From King of the Bs: Working Within the Hollywood System, ed. Todd McCarthy and Charles Flynn.
The infamous Ed and Lorraine Warren (the subjects of The Conjuring) became involved in the Amityville case in February 1976. Lorraine Warren claimed to encounter Butch’s spirit: “The encounter was so awful and he was so sinister that she felt there was absolutely nothing she could do to help or eject his spirit from the house.” This must have been news to DeFeo, who was very much alive and incarcerated at the time. The Warrens went on to cash in on Amityville, claiming that the land was used by the Shinnecock tribe as an asylum (the tribe were located some fifty miles east of Amityville) and had connections to the devil-worshipping surveyor John Ketcham, both of which make it into the movie.

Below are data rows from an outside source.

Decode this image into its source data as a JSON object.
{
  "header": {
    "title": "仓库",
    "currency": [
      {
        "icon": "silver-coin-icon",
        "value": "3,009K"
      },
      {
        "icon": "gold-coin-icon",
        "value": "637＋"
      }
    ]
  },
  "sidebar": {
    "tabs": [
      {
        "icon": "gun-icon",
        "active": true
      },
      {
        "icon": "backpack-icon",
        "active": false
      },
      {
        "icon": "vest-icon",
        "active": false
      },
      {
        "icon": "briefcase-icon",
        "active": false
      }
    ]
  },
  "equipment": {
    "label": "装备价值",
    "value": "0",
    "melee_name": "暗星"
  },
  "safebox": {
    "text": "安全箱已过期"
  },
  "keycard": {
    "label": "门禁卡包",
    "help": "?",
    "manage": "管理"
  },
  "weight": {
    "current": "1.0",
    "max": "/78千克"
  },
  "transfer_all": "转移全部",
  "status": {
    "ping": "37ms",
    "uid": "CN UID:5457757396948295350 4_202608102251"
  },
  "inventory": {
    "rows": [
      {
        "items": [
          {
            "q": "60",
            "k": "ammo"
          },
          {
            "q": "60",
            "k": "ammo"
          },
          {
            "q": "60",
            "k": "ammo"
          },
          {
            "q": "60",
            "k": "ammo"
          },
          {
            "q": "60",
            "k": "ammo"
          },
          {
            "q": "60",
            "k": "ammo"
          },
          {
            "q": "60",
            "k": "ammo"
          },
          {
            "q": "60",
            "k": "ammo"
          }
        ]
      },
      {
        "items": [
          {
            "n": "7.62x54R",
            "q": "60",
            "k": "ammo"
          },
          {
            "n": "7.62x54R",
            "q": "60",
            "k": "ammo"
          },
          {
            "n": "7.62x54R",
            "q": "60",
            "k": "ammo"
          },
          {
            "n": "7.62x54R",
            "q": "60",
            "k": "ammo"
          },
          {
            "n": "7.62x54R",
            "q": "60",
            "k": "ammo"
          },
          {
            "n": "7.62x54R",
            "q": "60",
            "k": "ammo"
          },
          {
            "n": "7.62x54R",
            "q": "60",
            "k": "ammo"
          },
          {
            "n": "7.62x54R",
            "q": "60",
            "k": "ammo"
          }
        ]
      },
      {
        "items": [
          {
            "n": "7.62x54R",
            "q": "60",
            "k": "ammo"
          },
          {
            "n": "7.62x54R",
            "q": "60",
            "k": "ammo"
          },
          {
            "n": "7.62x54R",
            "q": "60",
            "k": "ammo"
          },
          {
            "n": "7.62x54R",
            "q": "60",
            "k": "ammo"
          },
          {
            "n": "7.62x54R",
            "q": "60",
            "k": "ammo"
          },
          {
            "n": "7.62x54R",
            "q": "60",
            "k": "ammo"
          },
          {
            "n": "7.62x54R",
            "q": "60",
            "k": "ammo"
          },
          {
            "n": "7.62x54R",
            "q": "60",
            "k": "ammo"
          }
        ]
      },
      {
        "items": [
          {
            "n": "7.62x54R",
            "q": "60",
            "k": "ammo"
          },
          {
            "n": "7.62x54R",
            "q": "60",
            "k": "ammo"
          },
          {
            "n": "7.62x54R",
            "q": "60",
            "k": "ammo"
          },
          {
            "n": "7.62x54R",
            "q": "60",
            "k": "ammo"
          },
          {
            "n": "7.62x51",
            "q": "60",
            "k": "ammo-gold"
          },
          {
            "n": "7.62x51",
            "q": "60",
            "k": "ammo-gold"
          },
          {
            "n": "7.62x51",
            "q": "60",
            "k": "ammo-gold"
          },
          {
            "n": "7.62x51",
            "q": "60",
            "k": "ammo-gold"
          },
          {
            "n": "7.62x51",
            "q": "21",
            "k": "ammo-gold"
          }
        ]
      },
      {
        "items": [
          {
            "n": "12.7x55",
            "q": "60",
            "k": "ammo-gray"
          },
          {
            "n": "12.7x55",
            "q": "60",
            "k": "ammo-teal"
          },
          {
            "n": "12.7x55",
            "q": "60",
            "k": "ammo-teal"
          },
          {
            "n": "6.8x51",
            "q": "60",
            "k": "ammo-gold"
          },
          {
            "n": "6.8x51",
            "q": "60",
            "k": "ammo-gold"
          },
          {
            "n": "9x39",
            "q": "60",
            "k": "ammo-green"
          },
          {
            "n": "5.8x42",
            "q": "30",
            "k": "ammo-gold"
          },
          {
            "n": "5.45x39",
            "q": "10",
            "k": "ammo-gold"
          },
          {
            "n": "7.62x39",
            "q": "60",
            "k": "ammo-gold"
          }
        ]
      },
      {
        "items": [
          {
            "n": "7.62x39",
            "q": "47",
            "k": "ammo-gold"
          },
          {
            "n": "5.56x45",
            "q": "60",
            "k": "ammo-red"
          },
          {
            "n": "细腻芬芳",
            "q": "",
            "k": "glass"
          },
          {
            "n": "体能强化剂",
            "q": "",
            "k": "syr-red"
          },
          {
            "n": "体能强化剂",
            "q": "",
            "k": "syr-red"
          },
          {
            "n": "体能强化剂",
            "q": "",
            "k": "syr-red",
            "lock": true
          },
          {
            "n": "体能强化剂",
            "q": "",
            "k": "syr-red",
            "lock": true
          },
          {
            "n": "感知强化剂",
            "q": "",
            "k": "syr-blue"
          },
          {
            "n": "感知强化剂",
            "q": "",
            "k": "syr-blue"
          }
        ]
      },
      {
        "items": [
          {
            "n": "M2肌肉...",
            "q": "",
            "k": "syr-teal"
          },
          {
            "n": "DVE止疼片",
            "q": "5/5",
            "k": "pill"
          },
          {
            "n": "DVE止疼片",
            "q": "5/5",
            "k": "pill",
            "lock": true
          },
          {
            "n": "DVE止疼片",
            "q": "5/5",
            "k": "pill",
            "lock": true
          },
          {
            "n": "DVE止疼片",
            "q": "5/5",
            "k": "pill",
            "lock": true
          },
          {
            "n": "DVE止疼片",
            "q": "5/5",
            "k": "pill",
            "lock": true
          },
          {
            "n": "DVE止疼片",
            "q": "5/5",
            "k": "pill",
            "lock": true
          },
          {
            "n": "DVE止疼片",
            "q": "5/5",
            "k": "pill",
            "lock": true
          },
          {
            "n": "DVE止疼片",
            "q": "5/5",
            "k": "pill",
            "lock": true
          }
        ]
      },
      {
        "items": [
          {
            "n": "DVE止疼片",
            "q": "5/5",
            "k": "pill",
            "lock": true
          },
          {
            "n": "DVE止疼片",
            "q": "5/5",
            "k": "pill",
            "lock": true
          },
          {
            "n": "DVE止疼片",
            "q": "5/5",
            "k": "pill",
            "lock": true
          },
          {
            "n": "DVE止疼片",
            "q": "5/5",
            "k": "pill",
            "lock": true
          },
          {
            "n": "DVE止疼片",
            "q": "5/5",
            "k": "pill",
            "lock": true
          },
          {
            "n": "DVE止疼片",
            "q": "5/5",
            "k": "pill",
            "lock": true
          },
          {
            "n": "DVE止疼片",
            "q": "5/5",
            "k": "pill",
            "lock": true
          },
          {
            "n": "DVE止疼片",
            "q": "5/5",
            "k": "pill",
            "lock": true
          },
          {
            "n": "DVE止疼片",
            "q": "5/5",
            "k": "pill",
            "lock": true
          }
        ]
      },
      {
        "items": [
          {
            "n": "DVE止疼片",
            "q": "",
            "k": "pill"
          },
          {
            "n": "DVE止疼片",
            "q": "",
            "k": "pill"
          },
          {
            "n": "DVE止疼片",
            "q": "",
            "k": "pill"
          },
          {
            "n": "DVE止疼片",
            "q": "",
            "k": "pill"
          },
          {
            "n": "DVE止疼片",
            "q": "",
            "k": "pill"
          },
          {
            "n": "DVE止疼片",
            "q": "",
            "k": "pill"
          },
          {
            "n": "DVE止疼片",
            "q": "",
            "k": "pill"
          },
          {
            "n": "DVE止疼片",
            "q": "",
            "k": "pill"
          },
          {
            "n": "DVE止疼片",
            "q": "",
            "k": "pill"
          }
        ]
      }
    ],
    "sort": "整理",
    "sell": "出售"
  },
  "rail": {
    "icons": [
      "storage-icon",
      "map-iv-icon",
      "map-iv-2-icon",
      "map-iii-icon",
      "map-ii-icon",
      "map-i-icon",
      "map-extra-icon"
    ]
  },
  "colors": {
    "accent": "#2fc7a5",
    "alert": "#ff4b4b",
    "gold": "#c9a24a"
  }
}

And was no doubt heavily indebted to The Exorcist Curse, which was a mix of Warner Bros. and Hurricane Billy’s savvy marketing more than anything else.
Stern was primarily a television writer with occasional feature credits, including the Gabe Kaplan basketball comedy Fast Break (1979), before writing and directing the genuinely unsettling horror movie Pin (1988).
Outside of the flashback murders and one brief nightmare sequence, The Amityville Horror is perhaps most notable for being a horror movie with a zero body count.
Which at least tries to be coherent, but ultimately suffers from the insidious mediocrity that is the hallmark of the Ryan Reynolds filmography. It does also star Melissa George, who I always think of as a solid horror presence, despite only appearing in a handful of horror films. And of course The Legend That Is Philip Baker Hall. So it can’t be all bad.
Brilliant one, Ray.
I am a little sad now - we all believed the Amityville story actually was 'based on actual events'. When I see houses with the curved upper windows, 'It looks like the Amityville House" still crosses my mind. It may have been schlock - but man how it captured the imagination of still impressionable teens.